My rich dad, on the other hand, never had a “real” job, and he was rich
and successful. My rich dad understood that the sentiment, “Get a job,” was
a scam. Rather than get a job, he made jobs. Rather than work for someone
else, he worked for himself. Rather than pay high taxes, he used the tax code
to get rich.
How the scam works
The reason Get a Job is a Rich Dad Scam is because it makes you poorer,
especially if you have a high paying job, because you pay the most in taxes.
And guess who isn’t paying a lot of taxes? The owner of the business you
work for. The scam gets even worse when you look at it long-term. If you do
well at your job, if you claw your way up the ladder, what is your reward?

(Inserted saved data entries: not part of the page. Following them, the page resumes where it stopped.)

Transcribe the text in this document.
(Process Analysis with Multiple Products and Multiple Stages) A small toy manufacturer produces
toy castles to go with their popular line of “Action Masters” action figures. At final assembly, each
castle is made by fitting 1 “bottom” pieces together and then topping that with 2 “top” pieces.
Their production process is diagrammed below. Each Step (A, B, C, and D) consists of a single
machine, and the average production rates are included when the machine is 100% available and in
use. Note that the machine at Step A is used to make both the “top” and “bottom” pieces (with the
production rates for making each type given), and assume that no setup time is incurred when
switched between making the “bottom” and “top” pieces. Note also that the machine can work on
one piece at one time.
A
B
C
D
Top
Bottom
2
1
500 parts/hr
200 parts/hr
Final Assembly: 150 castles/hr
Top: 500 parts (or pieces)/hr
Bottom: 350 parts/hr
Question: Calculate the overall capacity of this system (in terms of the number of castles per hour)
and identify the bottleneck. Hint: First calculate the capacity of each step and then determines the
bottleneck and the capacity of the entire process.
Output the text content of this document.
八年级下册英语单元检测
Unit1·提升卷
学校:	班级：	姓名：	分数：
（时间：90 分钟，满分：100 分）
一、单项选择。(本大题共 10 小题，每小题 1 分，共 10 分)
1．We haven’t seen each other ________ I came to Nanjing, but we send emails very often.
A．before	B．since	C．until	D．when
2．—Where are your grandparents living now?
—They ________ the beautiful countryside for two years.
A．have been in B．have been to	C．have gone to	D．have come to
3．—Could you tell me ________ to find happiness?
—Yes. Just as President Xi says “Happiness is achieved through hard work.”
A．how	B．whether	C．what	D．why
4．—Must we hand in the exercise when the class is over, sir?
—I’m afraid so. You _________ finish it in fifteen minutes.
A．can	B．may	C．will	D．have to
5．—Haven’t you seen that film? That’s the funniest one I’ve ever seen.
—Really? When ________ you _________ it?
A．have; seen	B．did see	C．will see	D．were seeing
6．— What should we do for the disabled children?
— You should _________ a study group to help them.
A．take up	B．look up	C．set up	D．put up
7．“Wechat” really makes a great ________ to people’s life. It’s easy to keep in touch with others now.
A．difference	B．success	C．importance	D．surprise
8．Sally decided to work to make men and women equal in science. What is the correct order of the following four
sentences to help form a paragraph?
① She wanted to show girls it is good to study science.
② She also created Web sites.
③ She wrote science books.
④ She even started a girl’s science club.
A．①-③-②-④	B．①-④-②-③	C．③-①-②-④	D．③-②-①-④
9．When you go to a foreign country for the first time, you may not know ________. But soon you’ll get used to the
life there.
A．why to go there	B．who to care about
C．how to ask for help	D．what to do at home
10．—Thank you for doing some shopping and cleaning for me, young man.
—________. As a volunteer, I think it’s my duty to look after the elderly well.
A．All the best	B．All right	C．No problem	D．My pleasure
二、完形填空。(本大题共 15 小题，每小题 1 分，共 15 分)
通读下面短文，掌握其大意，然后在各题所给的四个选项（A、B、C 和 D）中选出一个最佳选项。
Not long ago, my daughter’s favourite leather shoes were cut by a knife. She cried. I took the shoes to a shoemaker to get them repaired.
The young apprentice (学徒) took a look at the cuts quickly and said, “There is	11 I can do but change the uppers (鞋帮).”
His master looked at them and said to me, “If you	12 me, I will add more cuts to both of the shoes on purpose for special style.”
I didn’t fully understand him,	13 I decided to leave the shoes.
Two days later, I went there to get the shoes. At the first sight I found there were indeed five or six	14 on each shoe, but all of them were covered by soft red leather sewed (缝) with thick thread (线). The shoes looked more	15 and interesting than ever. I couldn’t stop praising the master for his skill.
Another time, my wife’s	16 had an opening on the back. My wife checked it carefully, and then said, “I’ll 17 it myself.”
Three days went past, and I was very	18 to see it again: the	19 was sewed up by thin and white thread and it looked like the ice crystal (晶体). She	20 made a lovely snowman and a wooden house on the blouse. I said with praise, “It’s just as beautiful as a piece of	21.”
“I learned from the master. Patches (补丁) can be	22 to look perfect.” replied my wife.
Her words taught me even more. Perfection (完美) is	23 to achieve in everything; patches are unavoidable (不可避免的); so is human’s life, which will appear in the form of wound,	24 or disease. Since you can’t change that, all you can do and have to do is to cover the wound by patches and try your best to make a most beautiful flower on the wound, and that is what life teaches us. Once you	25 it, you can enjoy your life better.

A
small increase in pay and a bigger increase in taxes.
It gets even worse if you work for yourself. You pay the highest taxes in the
form of self-employment taxes.
The only way to avoid this is to be the owner of a big business or to be an
investor, to put your money to work for you. That’s where the rich work and
live. The system is set up to benefit the rich so they can keep their money
while making sure you keep getting taxed.
The tax scam
When you realize that taxes are a way of keeping you in your place, you
can see that this Rich Dad Scam is really just an extension of Rich Dad Scam
#1, “Go to School.” It’s in school that you learn to be a good employee, that if
you work hard you can succeed. But really, you can’t, not on those terms.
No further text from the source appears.